Contraint à l’exil depuis son acquittement par la CPI/ Charles Blé Goudé fait-il si peur ?

La Haye / Côte-d’Ivoire – L’ancien chef des jeunes patriotes ayant mobilisé la rue sous le mandat de Gbagbo alors aux prises avec des rebelles est toujours bloqué aux Pays-Bas.

Depuis 2011, la trajectoire du président du Congrès Panafricain pour la Justice et l’Égalité des Peuples (COJEP), est émaillée d’obstacles sans qu’il n’y comprenne lui-même grand grand-chose.

Après le 11 avril, il passe trois ans en cabale au Ghana avant d’être cueilli par des policiers ghanéens en mission pour le compte des autorités ivoiriennes. Extradé en Côte d’ivoire, il subit une sévère torture en détention avant d’être expédié à La Haye pour y être jugé.

On se souvient de ses phrases cultes : « je ne serai pas la honte de ma génération » ou encore « De La Haye, je reviendrai ».

C’était prémonitoire.

Blé Goudé gagne son procès conjointement avec Gbagbo en première instance en janvier 2019 et définitivement en appel, le 31 mars de l’année suivante. Mais Charles Blé Goudé ne peut revenir dans son pays. Il doit subir une nouvelle épreuve. La bataille du passeport sujette à plusieurs intrigues. Si pour Laurent Gbagbo qui a regagné la Côte d’ivoire depuis le 17 juin 2021, il est totalement absurde que Blé Goudé soit encore à La Haye, le pouvoir Ouattara lui, ne semble pas pressé. Tout se passe comme s’il avait un autre agenda.

Charles Blé Goudé a beau montrer patte blanche, il a beau remuer ciel et terre à coup de battage médiatique allant même jusqu’à s’humilier, rien de bon ne pointe à l’horizon pour lui. C’est le statu quo. Alassane Ouattara et son camp veulent jouer la montre. Selon des confidences, Charles Blé Goudé est comme Guillaume Soro, black-listé par le chef de l’exécutif qui exècre les anciens dirigeants de la Fesci. Il les considère comme des marxistes, aux antipodes de l’évolution qu’il veut imprimer à la société ivoirienne.

Ses demandes polies, sa nouvelle posture adoucissante sont pour l’instant loin d’attendrir Alassane Ouattara qui a les yeux rivés sur 2025, l’année de la future présidentielle.

Mais Zadi Gbapê est-il encore l’ogre redoutable des années Gbagbo ?

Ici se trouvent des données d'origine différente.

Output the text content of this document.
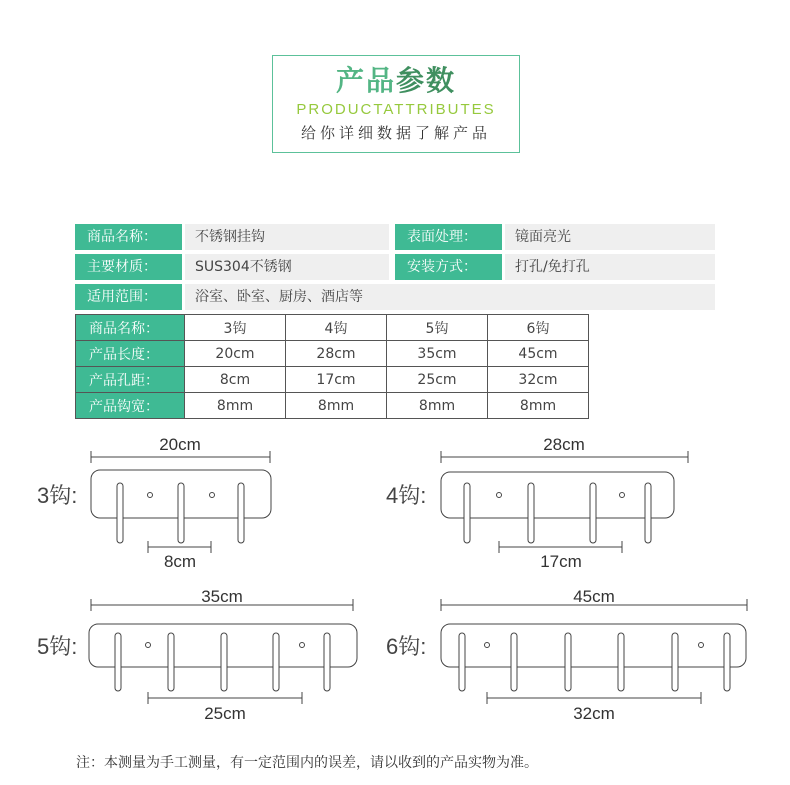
产品参数
PRODUCTATTRIBUTES
给你详细数据了解产品
商品名称：	不锈钢挂钩	表面处理：	镜面亮光
主要材质：	SUS304不锈钢	安装方式：	打孔/免打孔
适用范围：	浴室、卧室、厨房、酒店等
商品名称：	3钩	4钩	5钩	6钩
产品长度：	20cm	28cm	35cm	45cm
产品孔距：	8cm	17cm	25cm	32cm
产品钩宽：	8mm	8mm	8mm	8mm
20cm
3钩:
8cm
28cm
4钩:
17cm
35cm
5钩:
25cm
45cm
6钩:
32cm
注：本测量为手工测量，有一定范围内的误差，请以收到的产品实物为准。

Dans l’absolu, l’ex-prisonnier de Scheveningen a perdu bien des plumes sur la balance de la popularité. Onze longues années d’absence, sans support médiatique véritable pour le faire vivre dans les cœurs, son mouvement politique qui a subi les coups de boutoir du pouvoir et les batailles en interne ont fini par entamer sa puissance d’il y a 18 ans. C’est désormais un homme meurtri, amer abandonné par certains de ses amis, un homme dont la stratégie souffre de quelques tares avec une démarche illisible, mais qui ne demande qu’à revenir dans son pays pour se reconstruire.

Onze ans qu’il est absent et les nouvelles générations n’ont pas forcément souvenance de ses exploits politiques. Mais le pouvoir redoute encore sans contexte le caméléon politique pour le maintenir loin de sa terre natale.

Charles Blé Goudé avec son art du verbe qu’il manie à souhait est capable de monter rapidement en première ligne s’il était présent sur le terrain. Et cela ne fait pas pour l’instant l’affaire du pouvoir. Mais pas que. Le génie de Kpo doit aussi faire face à l’adversité de ses anciens partenaires du camp Gbagbo qui lui reprochent jusqu’ici la transformation de son mouvement politique pro-Gbagbo Cojep en un parti politique désormais concurrent.

Dans sa réclusion hivernale de La Haye rythmée par les restrictions pandémiques, acquitté mais maintenu mentalement en prison par le régime d’Abidjan, Blé Goudé Charles réfléchit, reçoit, écoute, il se projette, il scrute l’horizon au-delà de la mer du nord toute proche, et cherche sa voie qui le ramènera en Côte-d’ivoire, ce pays qui l’a vu naître il y a bientôt 50 ans de cela, à quelques 7000 km.